I kind of sat back at that one. I mean, I've written these kinds of little programs, a zillion years ago when I was in school and had time for such nonsense. With a few simple constraints (i.e. "do you really want your icon to have a beard, ma'am?") it's almost trivial to write.
What kind of mindset could put this much creative effort into these cartoony little Avatars without even considering facial hair? They've got twenty different hairstyles from "bald" to "shaggy," a hundred different shirts and pants, even a dozen hats. But no facial hair? Who could overlook that?
And then it dawned on me: facial hair is not included, because this marketing effort isn't aimed at people who can grow beards.

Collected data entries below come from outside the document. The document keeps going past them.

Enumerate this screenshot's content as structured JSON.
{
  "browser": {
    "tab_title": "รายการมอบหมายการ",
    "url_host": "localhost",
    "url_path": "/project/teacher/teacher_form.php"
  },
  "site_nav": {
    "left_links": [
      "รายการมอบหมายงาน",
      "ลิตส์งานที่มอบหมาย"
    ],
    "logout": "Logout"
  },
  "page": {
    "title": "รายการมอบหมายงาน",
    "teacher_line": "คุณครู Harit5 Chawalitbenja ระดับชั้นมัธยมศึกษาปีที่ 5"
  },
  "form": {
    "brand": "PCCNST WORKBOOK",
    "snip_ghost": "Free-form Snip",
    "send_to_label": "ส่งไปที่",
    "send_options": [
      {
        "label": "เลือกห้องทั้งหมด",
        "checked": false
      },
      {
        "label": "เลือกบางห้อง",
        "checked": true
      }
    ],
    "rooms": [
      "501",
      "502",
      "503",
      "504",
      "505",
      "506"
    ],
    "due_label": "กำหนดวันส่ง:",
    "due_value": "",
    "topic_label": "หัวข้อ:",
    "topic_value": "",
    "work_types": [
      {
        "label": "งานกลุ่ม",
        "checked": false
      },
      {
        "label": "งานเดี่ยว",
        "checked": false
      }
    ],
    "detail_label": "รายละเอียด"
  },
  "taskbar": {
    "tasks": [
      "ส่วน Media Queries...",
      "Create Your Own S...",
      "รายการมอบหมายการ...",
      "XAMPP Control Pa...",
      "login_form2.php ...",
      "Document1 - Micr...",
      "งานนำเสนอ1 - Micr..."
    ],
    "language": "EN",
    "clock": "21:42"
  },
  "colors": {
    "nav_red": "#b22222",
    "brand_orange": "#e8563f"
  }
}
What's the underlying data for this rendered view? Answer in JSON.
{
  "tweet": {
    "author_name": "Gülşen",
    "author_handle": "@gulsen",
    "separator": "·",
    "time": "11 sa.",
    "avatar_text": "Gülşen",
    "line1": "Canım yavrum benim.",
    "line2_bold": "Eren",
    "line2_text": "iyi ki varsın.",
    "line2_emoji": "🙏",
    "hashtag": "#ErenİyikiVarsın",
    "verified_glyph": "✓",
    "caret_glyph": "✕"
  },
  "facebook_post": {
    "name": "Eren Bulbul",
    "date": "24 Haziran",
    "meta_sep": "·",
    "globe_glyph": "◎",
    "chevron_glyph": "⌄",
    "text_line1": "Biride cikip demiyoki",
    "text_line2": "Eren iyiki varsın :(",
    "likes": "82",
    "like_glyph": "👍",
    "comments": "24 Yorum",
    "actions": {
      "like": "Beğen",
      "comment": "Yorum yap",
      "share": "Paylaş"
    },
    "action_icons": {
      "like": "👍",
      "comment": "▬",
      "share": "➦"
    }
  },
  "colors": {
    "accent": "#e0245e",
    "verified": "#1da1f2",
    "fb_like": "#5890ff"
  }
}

It's probably not even written by people who can grow beards.
Clearly it's not complete yet. After all, one of the preview images shows a fellow with a 'soul patch' even though you can't set up an Avatar with a soul patch. (Interestingly, Merriam-Webster's online dictionary did not know the term: count on the free, public-domain, all-volunteer Wikipedia to have the full info). So I suppose sometime down the line - when their voices have changed, or when the makers of Propecia™ need to find a new place to advertise, they'll finally get around to adding beards. And right after that wrinkles, gray hair, saggy boobs and bellies, and walkers.
Meanwhile I managed to find one face which, for reasons I cannot explain, has a slight five o'clock shadow. It will have to do for now, although it resembles me about as much as I resemble Rob Reiner. I dunno, maybe that shadow is what passes for a beard with the folks programming these flash candies. It's close enough for now - almost as if my Avatar has a faint, almost-invisible beard.
Meanwhile, pudgy middle-aged bearded white guys remain invisible to the marketing division at Yahoo, and to most of the world.
And I don't want to hear that I actually do resemble Rob Reiner. I'd rather be invisible, thanks.